Öte yandan, Uğur’un gündüz gözüyle cemevi avlusunda öldürülmesinin Alevilerde tam bir “artık yeter“ duygusuna yol açtığı, önceki gün Köln’de, dün de İstanbul, Ankara ve İzmir’deki gösterilerde ortaya çıktı. Başbakan’ın önünde kabaca iki seçenek bulunuyordu:

1) Birçok muhalifinin ileri sürdüğü gibi, cumhurbaşkanlığı seçimlerine doğru toplumsal kutuplaşmayı iyice tırmandırmak, bu bağlamda mezhep gerginliklerini engellemeye çalışmamak, hatta üstü örtülü de olsa teşvik etmek;

2) Her ne sebeple olursa olsun Alevi-Sünni gerginliğinin Türkiye için bir felaket olacağının, bundan kendisinin ve partisinin de hiçbir şekilde kârlı çıkma ihtimali bulunmadığının bilinciyle ortamı bir nebze olsun yumuşatmaya çalışmak.

Çözüm şart

Kuşkusuz her geçen gün daha da derinleşen Alevi sorunu bir telefonla çözülebilecek bir olay değil. Hatırlayalım: Başbakan Erdoğan 2008 yılı sonlarına doğru bir Alevi açılımı başlatmış, yapılan onca çalışmanın ardından Alevi sorununun çözümü için yol haritaları çıkarılmış ama bunların hayata geçirilmesi belirsiz bir zamana ertelenmişti. Sanıyorum bu sorunun çözümünün yolu üzerine düşünmek için Erdoğan’ı o tarihte bu açılıma neyin sevk ettiğini ve sonradan bundan neden vazgeçtiğini çok iyi tahlil etmemiz gerekiyor.

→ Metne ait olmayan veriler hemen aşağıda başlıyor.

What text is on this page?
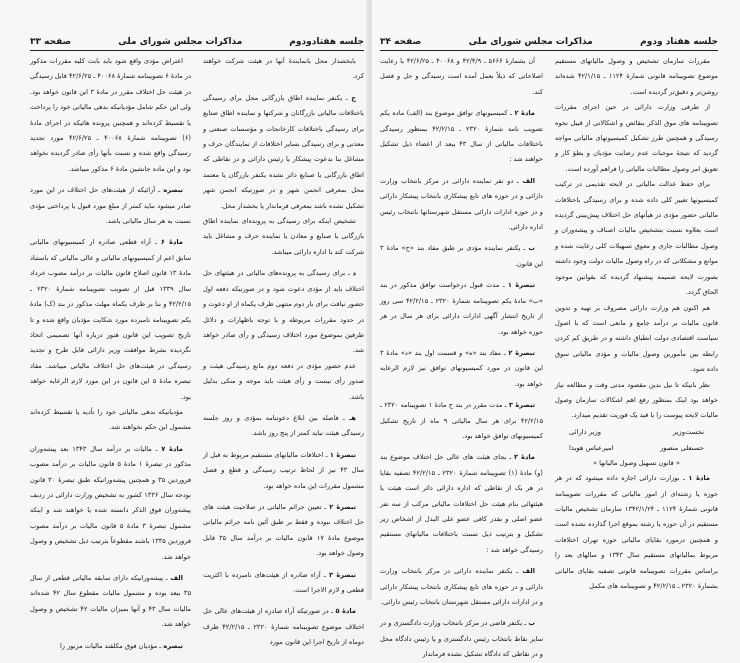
جلسه هفتادودوم
مذاکرات مجلس شورای ملی
صفحه ۳۳

بابخشدار محل بانمایندهٔ آنها در هیئت شرکت خواهند کرد.

ج ـ یکنفر نماینده اطاق بازرگانی محل برای رسیدگی باختلافات مالیاتی بازرگانان و شرکتها و نماینده اطاق صنایع برای رسیدگی باختلافات کارخانجات و مؤسسات صنعتی و معدنی و برای رسیدگی بسایر اختلافات از نمایندگان حرف و مشاغل بنا بدعوت پیشکار یا رئیس دارائی و در نقاطی که اطاق بازرگانی یا صنایع دائر نشده یکنفر بازرگان یا معتمد محل بمعرفی انجمن شهر و در صورتیکه انجمن شهر تشکیل نشده باشد بمعرفی فرماندار یا بخشدار محل.

تشخیص اینکه برای رسیدگی به پرونده‌ای نماینده اطاق بازرگانی یا صنایع و معادن یا نماینده حرف و مشاغل باید شرکت کند با اداره دارائی میباشد.

د ـ برای رسیدگی به پرونده‌های مالیاتی در هیئتهای حل اختلاف باید از مؤدی دعوت شود و در صورتیکه دفعه اول حضور نیافت برای بار دوم منتهی ظرف یکماه از او دعوت و در حدود مقررات مربوطه و با توجه باظهارات و دلائل طرفین بموضوع مورد اختلاف رسیدگی و رأی صادر خواهد شد.

عدم حضور مؤدی در دفعه دوم مانع رسیدگی هیئت و صدور رأی نیست و رأی هیئت باید موجه و متکی بدلیل باشد.

هـ ـ فاصله بین ابلاغ دعوتنامه بمؤدی و روز جلسه رسیدگی هیئت نباید کمتر از پنج روز باشد.

تبصرهٔ ۱ ـ اختلافات مالیاتهای مستقیم مربوط به قبل از سال ۴۳ نیز از لحاظ ترتیب رسیدگی و قطع و فصل مشمول مقررات این ماده خواهد بود.

تبصرهٔ ۲ ـ تعیین جرائم مالیاتی در صلاحیت هیئت های حل اختلاف نبوده و فقط بر طبق آئین نامه جرائم مالیاتی موضوع مادهٔ ۱۷ قانون مالیات بر درآمد سال ۳۵ قابل وصول خواهد بود.

تبصرهٔ ۳ ـ آراء صادره از هیئت‌های نامبرده با اکثریت قطعی و لازم الاجرا است.

مادهٔ ۵ ـ در صورتیکه آراء صادره از هیئت‌های عالی حل اختلاف موضوع تصویبنامه شمارهٔ ۲۳۲۰ ـ ۴۲/۲/۱۵ ظرف دوماه از تاریخ اجرا این قانون مورد

اعتراض مؤدی واقع شود باید بابت کلیه مقررات مذکور در مادهٔ ۶ تصویبنامه شمارهٔ ۴۰۰۶۸ ـ ۴۲/۶/۲۵ قابل رسیدگی در هیئت حل اختلاف مقرر در مادهٔ ۳ این قانون خواهد بود. ولی این حکم شامل مؤدیانیکه بدهی مالیاتی خود را پرداخت یا تقسیط کرده‌اند و همچنین پرونده هائیکه در اجرای مادهٔ (۶) تصویبنامه شمارهٔ ۴۰۰۶۸ ـ ۴۲/۶/۲۵ مورد تجدید رسیدگی واقع شده و نسبت بآنها رأی صادر گردیده نخواهد بود و این ماده جانشین مادهٔ ۶ مذکور میباشد.

تبصره ـ آرائیکه از هیئت‌های حل اختلاف در این مورد صادر میشود نباید کمتر از مبلغ مورد قبول یا پرداختی مؤدی نسبت به هر سال مالیاتی باشد.

مادهٔ ۶ ـ آراء قطعی صادره از کمیسیونهای مالیاتی سابق اعم از کمیسیونهای مالیاتی و عالی مالیاتی که باستناد مادهٔ ۱۳ قانون اصلاح قانون مالیات بر درآمد مصوب خرداد سال ۱۳۳۹ قبل از تصویب تصویبنامه شمارهٔ ۲۳۲۰ ـ ۴۲/۲/۱۵ و بنا بر طرف یکماه مهلت مذکور در بند (ک) مادهٔ یکم تصویبنامه نامبرده مورد شکایت مؤدیان واقع شده و تا تاریخ تصویب این قانون هنوز درباره آنها تصمیمی اتخاذ نگردیده بشرط موافقت وزیر دارائی قابل طرح و تجدید رسیدگی در هیئت‌های حل اختلاف مالیاتی میباشد. مفاد تبصره مادهٔ ۵ این قانون در این مورد لازم الرعایه خواهد بود.

مؤدیانیکه بدهی مالیاتی خود را تأدیه یا تقسیط کرده‌اند مشمول این حکم نخواهند شد.

مادهٔ ۷ ـ مالیات بر درآمد سال ۱۳۴۳ بعد پیشه‌وران مذکور در تبصرهٔ ۱ مادهٔ ۵ قانون مالیات بر درآمد مصوب فروردین ۳۵ و همچنین پیشه‌ورانیکه طبق تبصرهٔ ۳۰ قانون بودجه سال ۱۳۳۶ کشور به تشخیص وزارت دارائی در ردیف پیشه‌وران فوق الذکر دانسته شده یا خواهند شد و اینکه مشمول تبصرهٔ ۳ مادهٔ ۵ قانون مالیات بر درآمد مصوب فروردین ۱۳۳۵ باشند مقطوعاً بترتیب ذیل تشخیص و وصول خواهد شد.

الف ـ پیشه‌ورانیکه دارای سابقه مالیاتی قطعی از سال ۳۵ ببعد بوده و مشمول مالیات مقطوع سال ۴۲ شده‌اند مالیات سال ۴۳ و آنها بمیزان مالیات ۴۲ تشخیص و وصول خواهد شد.

تبصره ـ مؤدیان فوق مکلفند مالیات مزبور را

جلسه هفتاد ودوم
مذاکرات مجلس شورای ملی
صفحه ۳۴

مقررات سازمان تشخیص و وصول مالیاتهای مستقیم موضوع تصویبنامه قانونی شمارهٔ ۱۱۲۴ ـ ۴۲/۱/۱۵ شده‌اند روشن‌تر و دقیق‌تر گردیده است.

از طرفی وزارت دارائی در حین اجرای مقررات تصویبنامه های موق الذکر بنقائص و اشکالاتی از قبیل نحوه رسیدگی و همچنین طرز تشکیل کمیسیونهای مالیاتی مواجه گردید که نتیجهٔ موجبات عدم رضایت مؤدیان و بطؤ کار و تعویق امر وصول مطالبات مالیاتی را فراهم آورده است.

برای حفظ عدالت مالیاتی در لایحه تقدیمی در ترکیب کمیسیونها تغییر کلی داده شده و برای رسیدگی باختلافات مالیاتی حضور مؤدی در هیأتهای حل اختلاف پیش‌بینی گردیده است بعلاوه نسبت بتشخیص مالیات اصناف و پیشه‌وران و وصول مطالبات جاری و معوق تسهیلات کلی رعایت شده و موانع و مشکلاتی که در راه وصول مالیات دولت وجود داشته بصورت لایحه ضمیمه پیشنهاد گردیده که بقوانین موجود الحاق گردد.

هم اکنون هم وزارت دارائی مصروف بر تهیه و تدوین قانون مالیات بر درآمد جامع و مانعی است که با اصول سیاست اقتصادی دولت انطباق داشته و در طریق کم کردن رابطه بین مأمورین وصول مالیات و مؤدی مالیاتی سوق داده شود.

نظر بانیکه تا نیل بدین مقصود مدتی وقت و مطالعه نیاز خواهد بود اینک بمنظور رفع اهم اشکالات سازمان وصول مالیات لایحه پیوست را با قید یک فوریت تقدیم میدارد.

نخست‌وزیر
وزیر دارائی
حسنعلی منصور
امیرعباس هویدا
« قانون تسهیل وصول مالیاتها »

مادهٔ ۱ ـ بوزارت دارائی اجازه داده میشود که در هر حوزه یا رشته‌ای از امور مالیاتی که مقررات تصویبنامه قانونی شمارهٔ ۱۱۲۴ ـ ۱۳۴۲/۱/۲۴ سازمان تشخیص مالیات مستقیم در آن حوزه یا رشته بموقع اجرا گذارده نشده است و همچنین درمورد بقایای مالیاتی حوزه‌ تهران اختلافات مربوط بمالیاتهای مستقیم سال ۱۳۴۳ و سالهای بعد را براساس مقررات تصویبنامه قانونی تصفیه بقایای مالیاتی بشمارهٔ ۲۳۲۰ ـ ۴۲/۲/۱۵ و تصویبنامه های مکمل

آن بشمارهٔ ۵۶۶۶ ـ ۴۲/۴/۹ و ۴۰۰۶۸ ـ ۴۲/۶/۲۵ با رعایت اصلاحاتی که ذیلاً بعمل آمده است رسیدگی و حل و فصل کند.

مادهٔ ۲ ـ کمیسیونهای توافق موضوع بند (الف) ماده یکم تصویب نامه شمارهٔ ۲۳۲۰ ـ ۴۲/۲/۱۵ بمنظور رسیدگی باختلافات مالیاتی از سال ۴۳ ببعد از اعضاء ذیل تشکیل خواهند شد :

الف ـ دو نفر نماینده دارائی در مرکز بانتخاب وزارت دارائی و در حوزه های تابع پیشکاری بانتخاب پیشکار دارائی و در حوزه ادارات دارائی مستقل شهرستانها بانتخاب رئیس اداره دارائی.

ب ـ یکنفر نماینده مؤدی بر طبق مفاد بند «ج» مادهٔ ۳ این قانون.

تبصرهٔ ۱ ـ مدت قبول درخواست توافق مذکور در بند «ب» مادهٔ یکم تصویبنامه شمارهٔ ۲۳۲۰ ـ ۴۲/۲/۱۵ سی روز از تاریخ انتشار آگهی ادارات دارائی برای هر سال در هر حوزه خواهد بود.

تبصرهٔ ۲ ـ مفاد بند «ه» و قسمت اول بند «د» مادهٔ ۳ این قانون در مورد کمیسیونهای توافق نیز لازم الرعایه خواهد بود.

تبصرهٔ ۳ ـ مدت مقرر در بند ج مادهٔ ۱ تصویبنامه ۲۳۲۰ ـ ۴۲/۲/۱۵ برای هر سال مالیاتی ۹ ماه از تاریخ تشکیل کمیسیونهای توافق خواهد بود.

مادهٔ ۳ ـ بجای هیئت های عالی حل اختلاف موضوع بند (و) مادهٔ (۱) تصویبنامه شمارهٔ ۲۳۲۰ ـ ۴۲/۲/۱۵ تصفیه بقایا در هر یک از نقاطی که اداره دارائی دائر است هیئت یا هیئتهائی بنام هیئت حل اختلافات مالیاتی مرکب از سه نفر عضو اصلی و بقدر کافی عضو علی البدل از اشخاص زیر تشکیل و بترتیب ذیل نسبت باختلافات مالیاتهای مستقیم رسیدگی خواهد شد :

الف ـ یکنفر نماینده دارائی در مرکز بانتخاب وزارت دارائی و در حوزه های تابع پیشکاری بانتخاب پیشکار دارائی و در ادارات دارائی مستقل شهرستان بانتخاب رئیس دارائی.

ب ـ یکنفر قاضی در مرکز بانتخاب وزارت دادگستری و در سایر نقاط بانتخاب رئیس دادگستری و یا رئیس دادگاه محل و در نقاطی که دادگاه تشکیل نشده فرماندار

Bugün itibariyle Erdoğan’ın Alevi sorununu çözme arayışı içinde olduğunu söylemek mümkün değil. Fakat çözmese bile Alevi sorununun daha da derinleşmesinin önünü alması mümkün. Mümkün, çünkü son dönemde bu sorununun daha da derinleşmesinin önde gelen sorumlularından birisi kendisi.

Örneğin Alevilerin hassasiyetlerine saygı göstermese bile, onları daha da rencide edici söz ve davranışlardan geri durması; Alevileri kendi iradeleri olmayan, “dış güçlerin”, “terör örgütlerinin” vb. peşine takılmış, kandırılmış insanlar olarak tarif etmekten vazgeçmesi yeterli olabilir.

Alevilerdeki baskın eğilimi “devlet gölge etmesin, başka ihsan istemez“ diye özetleyebiliriz. Ancak hemen hepsi devletin çok ciddi bir şekilde gölge ettiğinden şikâyetçi.